A crane manufactured at Condra's Germiston factory. (Image source: Condra)

A crane delivered and installed in 1985 is set to continue its working life at a Mpumalanga power station after undergoing a refurbishment at Condra’s main factory in Germiston

The order for the 40-ton electric overhead travelling crane was originally received by Condra when it was based in Elsburg. The company has subsequently moved its operations to even bigger premises; introduced two new lines of hoists; extended its crane offering to include telescopic, automated, process and cantilever cranes; and expanded to occupy four factories in South Africa, Europe and South America.

In this time, the 21-m-span crane at the power station has been hard at work, providing reliable service through all these years. Originally, the crane boasted twin 20-ton hoists which were reeved together and mounted on the same crab to achieve 40-ton capacity. 11 years ago, it was upgraded by through the fitment of an additional and faster, 16-ton hoist for use on smaller workshop tasks.

Now, with its ruby anniversary on the immediate horizon, the machine is undergoing a refurbishment at the Condra factor in Germiston. This three-week overhaul will see it retain the smaller auxiliary machine but replace the two 20-tone hoists with a single 40-tone unit reeved to deliver a central lift. Power will come from a two-speed 36kW/12kW motor.

The single unit replacement hoist will be installed on an improved crab delivering a variable cross-travel speed of up to 20 m per minute.

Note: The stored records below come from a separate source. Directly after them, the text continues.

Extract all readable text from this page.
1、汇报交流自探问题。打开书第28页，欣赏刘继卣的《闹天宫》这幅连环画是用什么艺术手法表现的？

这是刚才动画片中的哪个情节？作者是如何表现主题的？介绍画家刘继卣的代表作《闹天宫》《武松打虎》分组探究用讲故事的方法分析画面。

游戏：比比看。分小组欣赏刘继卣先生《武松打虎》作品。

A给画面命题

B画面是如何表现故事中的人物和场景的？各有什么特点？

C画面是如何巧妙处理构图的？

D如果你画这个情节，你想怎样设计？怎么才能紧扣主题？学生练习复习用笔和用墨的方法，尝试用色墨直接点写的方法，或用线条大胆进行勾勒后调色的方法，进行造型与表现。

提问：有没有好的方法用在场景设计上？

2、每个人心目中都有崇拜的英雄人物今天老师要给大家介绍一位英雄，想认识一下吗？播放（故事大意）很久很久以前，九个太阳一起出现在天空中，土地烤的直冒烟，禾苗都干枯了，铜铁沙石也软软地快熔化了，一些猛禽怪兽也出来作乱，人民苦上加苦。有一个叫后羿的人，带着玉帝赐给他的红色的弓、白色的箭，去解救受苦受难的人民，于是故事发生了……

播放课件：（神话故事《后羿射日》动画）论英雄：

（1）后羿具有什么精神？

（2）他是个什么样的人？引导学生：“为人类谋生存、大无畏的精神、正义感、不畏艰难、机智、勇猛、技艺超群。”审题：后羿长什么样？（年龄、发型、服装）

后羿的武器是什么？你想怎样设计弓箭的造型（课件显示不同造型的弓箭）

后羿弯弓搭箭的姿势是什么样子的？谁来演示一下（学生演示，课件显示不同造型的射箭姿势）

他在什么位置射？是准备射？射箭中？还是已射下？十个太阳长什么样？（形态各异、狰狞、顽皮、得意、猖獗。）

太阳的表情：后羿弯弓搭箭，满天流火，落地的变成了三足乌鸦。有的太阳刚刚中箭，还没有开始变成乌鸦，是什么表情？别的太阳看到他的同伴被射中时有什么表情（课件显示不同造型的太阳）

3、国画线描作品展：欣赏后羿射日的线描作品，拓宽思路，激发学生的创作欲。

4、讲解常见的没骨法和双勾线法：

The hoist itself has fixed lifting speeds, but will be equipped to allow fitment of variable speed drives in the future. Lifting height is 8 m. Overhaul of the long travel is to be carried out by the customer.

The refurbishment of the crane will enable it to deliver a precise and improved handling capability and will ensure its continued operation into the future.

Saving costs through refurbishment

“Refurbishment work is usually only carried out on Condra products,” remarked a Condra spokesperson. “We do not actively seek cranes from rival firms because of cost, which is usually very high because of imported spare parts. Spares for Condra cranes are manufactured locally. Crane refurbishment is usually well worthwhile. We encourage it because new crane prices are 60% higher today than they were 10 years ago.

According to Condra, the advantages of refurbishment over purchasing new include immediate realisation of cost-savings and the continued use of a machine already familiar to operators. The latter avoids the need for retraining. Condra offers the option of changing crane capacity and span. Cranes 20 years or older can usually be improved by installing variable frequency drives to facilitate acceleration and deceleration. Enhancements such as a digital read-out on the load and remote control can also be fitted.

“With refurbishment we can give back to the customer a crane that is much faster and much lighter than it was before, and we can fit a frequency drive on the long travel to speed it up, and we can incorporate in the refurbishment any kind of modern technology that he wants, including hoists of different capacity,” the spokesman said.

“We can also automate the crane, in which case we improve the mechanicals to incorporate new electrical equipment. These options are offered across the board during any refurbishment, from standard 2M workshop cranes to the higher performing machines such as Class 3 and Class 4,” the spokesman concluded.